Roger Federer sleeps 12 hours a day, which is helping his longevity
- Roger Federer doesn't feel right without 11-12 hours of sleep, and studies show that amount is helpful for athletes.
- Like Federer, several great Olympians and NBA legends swear by their slumber.
How much sleep does an elite athlete need? Or any athlete for that matter? Well, if you ask one of the greatest tennis players of all time, you might get a number at the higher end of the spectrum. Indeed, Roger Federer once said:
"If I don't sleep 11 to 12 hours per day, it’s not right. If I don't have that amount of sleep, I hurt myself."
Does this change our preconceived notion that more than 8 to 9 hours of sleep is too much and harmful in the long run? Aren't all hard-working athletes supposed to wake up at the break of dawn and go about their day with ascetic discipline?
Sleep scientists think not; they actually give a thumbs up to Roger Federer's sleep routine. A number of studies have shown that sportspersons actually need more sleep than the average Joe because recovery is crucial to them performing at peak levels.
Since professional athletes exert themselves so strenuously on an average day, their body suffers more than the normal share of wear and turn - leading to chronic inflammation. And sleeping more than eight hours goes a long way towards countering that inflammation, and helping the individual recover fully for the next day.
Roger Federer is believed to sleep for 10 hours at night with a two-hour daytime nap thrown in. But even with half of each day of his life spent in blissful slumber, the Swiss maestro has managed to win a record 20 Grand Slams. And he continues to be one of the best in the business in a highly-demanding sport even at the age of 38.

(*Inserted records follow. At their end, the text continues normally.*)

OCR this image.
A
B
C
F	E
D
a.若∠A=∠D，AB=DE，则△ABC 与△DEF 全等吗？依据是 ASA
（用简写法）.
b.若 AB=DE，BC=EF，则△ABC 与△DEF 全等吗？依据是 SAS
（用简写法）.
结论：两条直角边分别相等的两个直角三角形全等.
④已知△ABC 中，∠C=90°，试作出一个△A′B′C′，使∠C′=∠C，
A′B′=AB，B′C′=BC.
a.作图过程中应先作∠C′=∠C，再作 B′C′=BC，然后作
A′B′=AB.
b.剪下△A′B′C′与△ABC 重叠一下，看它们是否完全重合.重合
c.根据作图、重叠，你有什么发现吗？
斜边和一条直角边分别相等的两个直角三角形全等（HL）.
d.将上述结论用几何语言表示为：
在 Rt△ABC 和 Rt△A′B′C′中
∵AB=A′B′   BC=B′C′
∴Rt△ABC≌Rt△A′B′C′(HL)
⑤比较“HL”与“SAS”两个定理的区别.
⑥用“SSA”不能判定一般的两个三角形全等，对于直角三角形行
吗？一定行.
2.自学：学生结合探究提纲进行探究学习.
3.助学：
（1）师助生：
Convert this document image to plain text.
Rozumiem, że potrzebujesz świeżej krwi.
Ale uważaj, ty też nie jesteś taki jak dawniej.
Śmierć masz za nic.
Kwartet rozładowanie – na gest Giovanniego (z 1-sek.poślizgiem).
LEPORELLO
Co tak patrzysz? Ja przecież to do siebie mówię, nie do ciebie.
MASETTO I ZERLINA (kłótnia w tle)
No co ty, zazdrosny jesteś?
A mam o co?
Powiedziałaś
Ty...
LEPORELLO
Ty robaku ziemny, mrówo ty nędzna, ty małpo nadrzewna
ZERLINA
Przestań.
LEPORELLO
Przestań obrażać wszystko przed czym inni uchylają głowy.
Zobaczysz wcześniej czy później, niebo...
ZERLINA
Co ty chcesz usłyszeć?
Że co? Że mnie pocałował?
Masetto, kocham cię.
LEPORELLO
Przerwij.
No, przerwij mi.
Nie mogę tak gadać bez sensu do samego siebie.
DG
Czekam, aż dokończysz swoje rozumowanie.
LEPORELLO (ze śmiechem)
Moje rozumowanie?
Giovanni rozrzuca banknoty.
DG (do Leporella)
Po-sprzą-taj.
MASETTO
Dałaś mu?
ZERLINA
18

Maybe those hours spent regrouping have something to do with his awe-inspiring longevity?
Many other great athletes sleep a lot, in addition to Roger Federer
Another certified champion and the current holder world record holder in the 100m and 200m sprints, Usain Bolt also sleeps for about 10 hours a day. The former sprinter, often considered the greatest athlete of his time, also threw in naps during the day to keep himself energised.
"Sleep is extremely important to me -- I need to rest and recover in order for the training I do to be absorbed by my body," the Olympic champion once said.
LeBron James, one of the greatest athletes the game of basketball has ever produced, reportedly needs 12 hours of sleep to keep performing at the elite level. A four-time NBA MVP and three-time winner of the championship, LeBron is one of the fittest players on the court. Maybe he is just getting better sleep than his rivals!
Then there's the case of an athlete who took his sleep regimen to another level. Literally.
The most decorated Olympian of all time, Michael Phelps, simulated sleeping at an altitude of 8,500-9,000 feet. The benefits are obvious. With less oxygen, the body is made to work harder to supply energy to the muscles, thus enhancing performance at sea level.
It must have worked, because Phelps won 28 Olympic medals before hanging up his swimming trunks and taking some well-deserved rest.
Returning to tennis, it seems Roger Federer's elite colleague, Andy Murray, was sleeping for 12 hours a day during his winning Wimbledon run in 2013. The Scotsman became the first British tennis player in 77 years to win the crown.
Maria Sharapova has also been quoted to love her sleep.
At the opposite end of the spectrum is Rafael Nadal, one of the busiest players on court and Roger Federer's long-time rival. Nadal is not a fan of excessive sleeping, but even he ensures he gets those eight hours in during competition.
Only time will tell whether the demands of his highly-physical game will wear him down, or if he is able to match Roger Federer's longevity at the biggest stage.
Diet, exercise and training have always been considered the cornerstones to an athlete's success. But sleep might well be the fourth pillar required to make the edifice stand.
Roger Federer's is a case in point. Recovery is just as crucial to performance as the other three factors mentioned above, and Federer's longevity in tennis is proof of that.
As Roger Federer continues to pursue excellence in the twilight of his career, he would do well to ensure he is getting his sleep right as well.